The Westminster cemeteries scandal was a British political scandal which began in January 1987 when Westminster City Council (WCC) sold three cemeteries, three lodges, one flat, a crematorium and over 12 acre of prime development land in London for a total of 85 pence. The three cemeteries – Hanwell Cemetery (formerly City of Westminster Cemetery), East Finchley Cemetery (formerly St. Marylebone Cemetery) and Mill Hill Cemetery (formerly Paddington New Cemetery) – were sold for 5 pence each. Shortly before the sale was finalised, one building had been withdrawn from the lot – because the council had failed to secure the eviction of a cemetery keeper – so WCC also paid the purchaser £70,000 compensation.

==Order of the sale==
The sale was ordered by Shirley Porter, the Conservative leader of WCC at the time, in order to save the annual maintenance costs of £422,000, with the upkeep of the cemeteries passing to the new owner. However, the deal had been handled with such incompetence by WCC that the maintenance agreement only applied to the immediate purchaser of the cemeteries and not to any subsequent owners; the cemeteries were re-sold by the purchaser for £1.25 million on the same day that he had acquired them. Without maintenance, the cemeteries soon became overgrown, headstones were vandalised, and they were frequented by drug addicts.
The Cemeteries were restored and looked after by Cemetery Management Limited, a company founded by Barry Evans, a Chartered Surveyor, who brokered the eventual deal for WCC to buy back the cemeteries.
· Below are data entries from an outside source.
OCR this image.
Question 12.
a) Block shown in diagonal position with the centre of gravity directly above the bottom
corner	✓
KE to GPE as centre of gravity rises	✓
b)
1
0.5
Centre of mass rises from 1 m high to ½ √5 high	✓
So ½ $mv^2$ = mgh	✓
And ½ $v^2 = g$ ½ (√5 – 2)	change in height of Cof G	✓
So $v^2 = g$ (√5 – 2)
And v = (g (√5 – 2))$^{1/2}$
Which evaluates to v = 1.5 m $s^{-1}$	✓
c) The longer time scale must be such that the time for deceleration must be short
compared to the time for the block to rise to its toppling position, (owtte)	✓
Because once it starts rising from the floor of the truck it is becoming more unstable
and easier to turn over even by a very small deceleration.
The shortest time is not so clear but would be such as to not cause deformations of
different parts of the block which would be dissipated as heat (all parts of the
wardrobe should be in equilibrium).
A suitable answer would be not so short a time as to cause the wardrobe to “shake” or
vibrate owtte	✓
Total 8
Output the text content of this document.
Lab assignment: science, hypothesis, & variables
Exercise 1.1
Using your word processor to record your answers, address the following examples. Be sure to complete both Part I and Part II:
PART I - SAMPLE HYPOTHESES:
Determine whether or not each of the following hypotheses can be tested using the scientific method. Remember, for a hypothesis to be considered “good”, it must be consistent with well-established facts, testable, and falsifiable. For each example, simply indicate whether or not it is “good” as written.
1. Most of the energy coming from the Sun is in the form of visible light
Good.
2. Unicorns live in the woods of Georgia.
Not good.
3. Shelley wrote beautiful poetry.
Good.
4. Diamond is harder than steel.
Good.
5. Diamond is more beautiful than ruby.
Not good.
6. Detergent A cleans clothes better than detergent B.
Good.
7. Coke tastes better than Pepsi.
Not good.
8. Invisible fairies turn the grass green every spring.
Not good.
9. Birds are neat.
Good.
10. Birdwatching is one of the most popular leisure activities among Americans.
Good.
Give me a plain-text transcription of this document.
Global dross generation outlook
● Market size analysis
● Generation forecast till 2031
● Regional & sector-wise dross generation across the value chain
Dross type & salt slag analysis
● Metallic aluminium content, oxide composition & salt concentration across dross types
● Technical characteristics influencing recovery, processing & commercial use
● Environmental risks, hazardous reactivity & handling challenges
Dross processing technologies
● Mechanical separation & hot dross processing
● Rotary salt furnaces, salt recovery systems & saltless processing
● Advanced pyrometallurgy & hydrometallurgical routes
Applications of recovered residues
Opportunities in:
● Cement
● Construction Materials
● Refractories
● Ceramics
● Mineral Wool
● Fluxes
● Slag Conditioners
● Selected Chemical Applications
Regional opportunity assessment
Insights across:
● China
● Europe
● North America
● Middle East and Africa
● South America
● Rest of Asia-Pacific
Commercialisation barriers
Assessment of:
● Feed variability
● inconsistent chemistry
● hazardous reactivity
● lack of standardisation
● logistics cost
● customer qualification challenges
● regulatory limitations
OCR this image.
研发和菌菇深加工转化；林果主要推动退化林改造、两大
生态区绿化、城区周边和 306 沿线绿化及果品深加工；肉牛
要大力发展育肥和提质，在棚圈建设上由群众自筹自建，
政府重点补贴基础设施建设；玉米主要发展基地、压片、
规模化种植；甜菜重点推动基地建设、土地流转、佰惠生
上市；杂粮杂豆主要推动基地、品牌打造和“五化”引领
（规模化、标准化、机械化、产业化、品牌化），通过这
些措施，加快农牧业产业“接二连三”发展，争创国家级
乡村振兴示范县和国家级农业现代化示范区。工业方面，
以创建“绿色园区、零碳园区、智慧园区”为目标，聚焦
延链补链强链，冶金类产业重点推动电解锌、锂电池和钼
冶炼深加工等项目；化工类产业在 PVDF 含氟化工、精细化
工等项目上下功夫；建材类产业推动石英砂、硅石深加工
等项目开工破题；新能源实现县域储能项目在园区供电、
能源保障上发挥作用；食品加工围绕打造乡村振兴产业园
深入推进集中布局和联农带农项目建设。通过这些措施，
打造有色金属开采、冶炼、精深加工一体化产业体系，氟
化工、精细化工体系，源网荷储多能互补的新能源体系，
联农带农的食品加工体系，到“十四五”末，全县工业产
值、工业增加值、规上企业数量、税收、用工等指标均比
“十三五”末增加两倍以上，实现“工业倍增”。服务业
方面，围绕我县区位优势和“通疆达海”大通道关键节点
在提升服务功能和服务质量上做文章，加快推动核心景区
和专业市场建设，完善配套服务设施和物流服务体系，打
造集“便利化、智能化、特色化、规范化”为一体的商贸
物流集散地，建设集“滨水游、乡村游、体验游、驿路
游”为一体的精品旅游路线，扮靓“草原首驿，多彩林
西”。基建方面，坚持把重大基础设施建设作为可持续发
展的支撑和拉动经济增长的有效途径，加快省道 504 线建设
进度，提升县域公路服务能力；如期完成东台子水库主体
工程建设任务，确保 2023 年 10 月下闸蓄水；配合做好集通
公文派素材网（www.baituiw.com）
==Declaration that the sale was unlawful==
In 1988, following a public outcry, the Local Government Ombudsman ruled that WCC had to buy back the graves, and in February 1990 the District Auditor ruled that the sale was unlawful. WCC bought back the graves in June 1992 at a cost of £4.25 million. They were unable to repurchase any of the unused land – which had been "sold on by property developers for housing at an enormous profit" – or the buildings, including the crematorium. When the cemeteries were eventually reacquired by WCC, part of the deal required them to award an annual maintenance contract back to a company with connections to the seller.

Peter Bradley, the deputy Leader of the Labour Group at Westminster Council, said:

Shirley Porter will go down in history as the woman who sold three council cemeteries for five pence each and David Weeks will go down in history as the man who bought them back for £4.25 million.